Lee Barnathan for The National Business Post
July 14, 2022
In 2019, the Charles Schwab Corporation released a survey’s startling results: 59% of Americans are one paycheck away from experiencing homelessness.
Since COVID-19, that number most likely has gone up.
In Los Angeles County, the last homeless count, taken in 2020, totaled 66,436 people, an increase of 13%. The 2022 survey has been taken, but the results will not be out until later this summer, and the numbers are expected to rise again. There is no “one size fits all” in the quest to help the homeless, but an app called Samaritan was launched in Seattle in 2016 and gives community members a cashless way to give directly to an unhoused individual via a smartphone. It is also now in use in Denver, Orange County (Calif.), Portland, Ore., Riverside and San Bernardino, Calif., and came to Los Angeles a year ago.

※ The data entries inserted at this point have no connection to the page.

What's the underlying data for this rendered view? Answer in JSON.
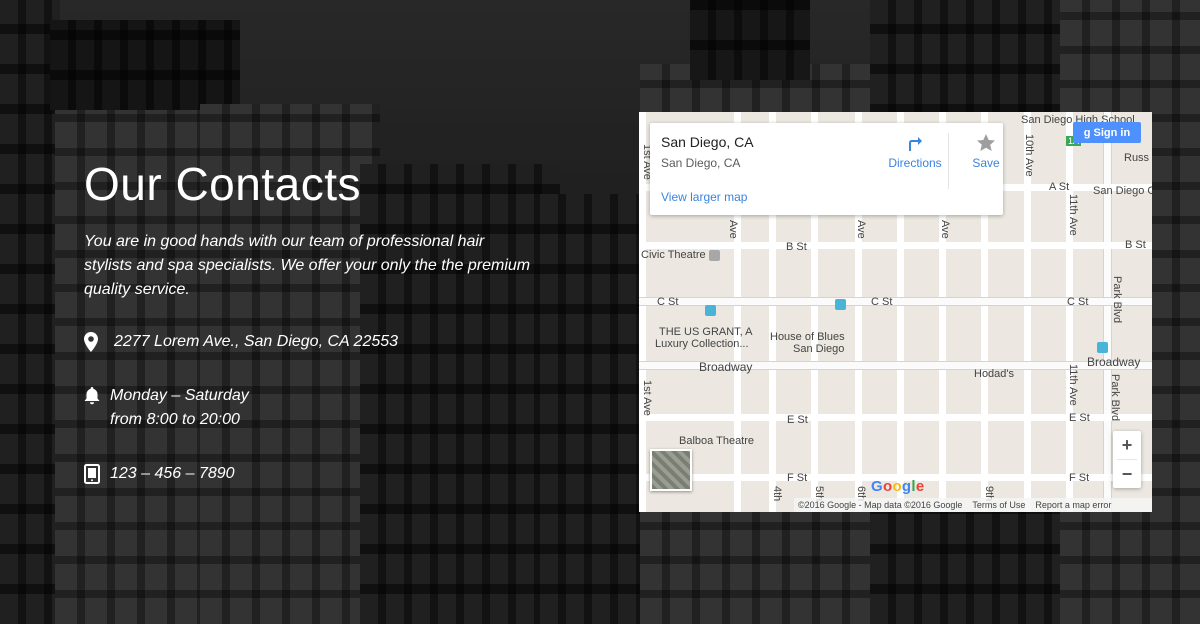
{
  "section": {
    "title": "Our Contacts",
    "intro": "You are in good hands with our team of professional hair stylists and spa specialists. We offer your only the the premium quality service."
  },
  "contact": {
    "address": "2277 Lorem Ave., San Diego, CA 22553",
    "hours_line1": "Monday – Saturday",
    "hours_line2": "from 8:00 to 20:00",
    "phone": "123 – 456 – 7890"
  },
  "map": {
    "place_name": "San Diego, CA",
    "place_address": "San Diego, CA",
    "larger_map": "View larger map",
    "directions": "Directions",
    "save": "Save",
    "sign_in": "Sign in",
    "zoom_in": "+",
    "zoom_out": "−",
    "attribution": "©2016 Google - Map data ©2016 Google",
    "terms": "Terms of Use",
    "report": "Report a map error",
    "labels": {
      "high_school": "San Diego High School",
      "russ": "Russ",
      "a_st": "A St",
      "san_diego_c": "San Diego C",
      "b_st_left": "B St",
      "b_st_right": "B St",
      "c_st_left": "C St",
      "c_st_mid": "C St",
      "c_st_right": "C St",
      "civic_theatre": "Civic Theatre",
      "us_grant_1": "THE US GRANT, A",
      "us_grant_2": "Luxury Collection...",
      "house_blues_1": "House of Blues",
      "house_blues_2": "San Diego",
      "broadway_left": "Broadway",
      "broadway_right": "Broadway",
      "hodads": "Hodad's",
      "e_st_left": "E St",
      "e_st_right": "E St",
      "balboa_theatre": "Balboa Theatre",
      "f_st_left": "F St",
      "f_st_right": "F St",
      "tenth_ave": "10th Ave",
      "eleventh_ave": "11th Ave",
      "eleventh_ave_2": "11th Ave",
      "park_blvd": "Park Blvd",
      "park_blvd_2": "Park Blvd",
      "first_ave": "1st Ave",
      "first_ave_2": "1st Ave",
      "fourth": "4th",
      "fifth": "5th",
      "sixth": "6th",
      "ninth": "9th",
      "ave_a": "Ave",
      "ave_b": "Ave",
      "ave_c": "Ave",
      "route_badge": "1A"
    },
    "google_logo": "Google",
    "colors": {
      "link": "#3a84df",
      "signin": "#4d90fe"
    }
  }
}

It is easy to use. Download the app, and find an individual to learn about and support them toward their goals—financially or through an encouraging note.
Bill Greco, who lives in the South Bay area of Los Angeles, had read about Samaritan’s success in Seattle and aided in its launch in LA.
Donations from the app often come in small amounts of $10 to $30. The public’s messages of encouragement come more frequently: 479 times have people reached out to Samaritan Members. Ashish Pamula, Growth Lead at Samaritan, is encouraged by the app’s ability to reach out to donors who have made a contribution…and remind them it’s “been a while” since they last had a conversation with an individual who may not have a stable home. This ‘ping’ has resulted in the ability for Samaritan Members (enrolled clients) to take back agency on telling their own story.
“It’s the timeliness of the donations that rings the loudest bell: 90% are spent on survival needs that are desperately needed by the homeless. The donations can get them closer to being sustainable and back into the community” Greco explains.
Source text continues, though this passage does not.